Dr. Alex Parker is an Assistant Professor at CHUM-Université de Montréal. Dr. Parker is an expert in neurodegenerative disease research using worms called C. elegans as models. He has several worms that mimic ALS and these are used to better understand how the disease is caused and to screen for potential treatments. Dr. Parker has been successful in attaining a number of grants through ALS Canada Research Program competitions. Most recently, he received a 2014 ALS Canada-Brain Canada Discovery Grant.
Dr. Cashman is a neurologist, professor and researcher at University of British Columbia. He is a world leader in understanding the mechanisms by which SOD1 misfolding may propagate disease through cells and the body in both familial and sporadic ALS. He is also actively examining misfolding mechanisms of other ALS proteins and how they interact with SOD1. Dr. Cashman has been successful in attaining a number of grants through ALS Canada Research Program competitions. In 2015, he received a 2 year Bridge Grant.
Dr. Lorne Zinman, Director of the ALS Clinic at Sunnybrook Hospital in Toronto and Chair of the Canadian ALS Research Network (CALS), discusses his clinic, his research, CALS and the importance of the WALK for ALS.
Dr.
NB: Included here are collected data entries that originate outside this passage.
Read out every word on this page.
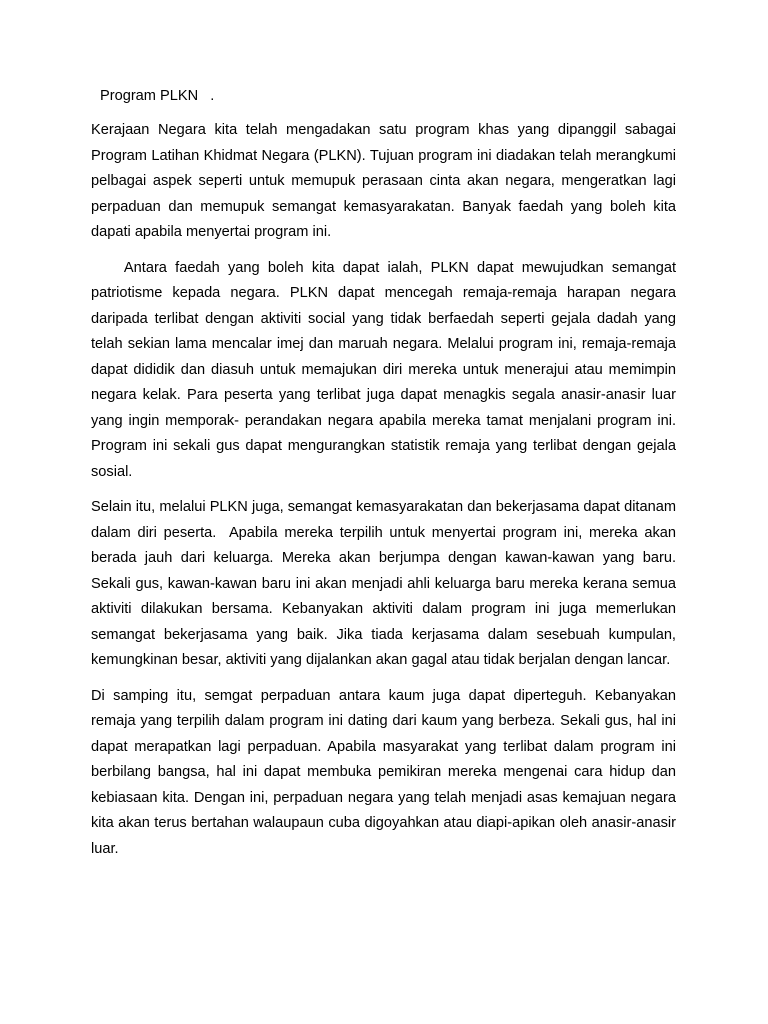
Program PLKN   .

Kerajaan Negara kita telah mengadakan satu program khas yang dipanggil sabagai Program Latihan Khidmat Negara (PLKN). Tujuan program ini diadakan telah merangkumi pelbagai aspek seperti untuk memupuk perasaan cinta akan negara, mengeratkan lagi perpaduan dan memupuk semangat kemasyarakatan. Banyak faedah yang boleh kita dapati apabila menyertai program ini.

Antara faedah yang boleh kita dapat ialah, PLKN dapat mewujudkan semangat patriotisme kepada negara. PLKN dapat mencegah remaja-remaja harapan negara daripada terlibat dengan aktiviti social yang tidak berfaedah seperti gejala dadah yang telah sekian lama mencalar imej dan maruah negara. Melalui program ini, remaja-remaja dapat dididik dan diasuh untuk memajukan diri mereka untuk menerajui atau memimpin negara kelak. Para peserta yang terlibat juga dapat menagkis segala anasir-anasir luar yang ingin memporak- perandakan negara apabila mereka tamat menjalani program ini. Program ini sekali gus dapat mengurangkan statistik remaja yang terlibat dengan gejala sosial.

Selain itu, melalui PLKN juga, semangat kemasyarakatan dan bekerjasama dapat ditanam dalam diri peserta.  Apabila mereka terpilih untuk menyertai program ini, mereka akan berada jauh dari keluarga. Mereka akan berjumpa dengan kawan-kawan yang baru. Sekali gus, kawan-kawan baru ini akan menjadi ahli keluarga baru mereka kerana semua aktiviti dilakukan bersama. Kebanyakan aktiviti dalam program ini juga memerlukan semangat bekerjasama yang baik. Jika tiada kerjasama dalam sesebuah kumpulan, kemungkinan besar, aktiviti yang dijalankan akan gagal atau tidak berjalan dengan lancar.

Di samping itu, semgat perpaduan antara kaum juga dapat diperteguh. Kebanyakan remaja yang terpilih dalam program ini dating dari kaum yang berbeza. Sekali gus, hal ini dapat merapatkan lagi perpaduan. Apabila masyarakat yang terlibat dalam program ini berbilang bangsa, hal ini dapat membuka pemikiran mereka mengenai cara hidup dan kebiasaan kita. Dengan ini, perpaduan negara yang telah menjadi asas kemajuan negara kita akan terus bertahan walaupaun cuba digoyahkan atau diapi-apikan oleh anasir-anasir luar.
Sanjay Kalra, a neuroimaging expert at University of Alberta, discusses his work on using novel techniques to understand brain degeneration in ALS and to determine how that might aid in diagnosis of the disease.
Dr. Yana Yunusova, a speech-language pathologist at University of Toronto, discusses her clinical research focused on better understanding mechanisms of diagnosis and prognosis in individuals with bulbar ALS.
Dr. Michael Strong, a pioneer in ALS research with more than 20 years’ experience, comments on where your donated dollars go in research and the achievements of his lab at Western University.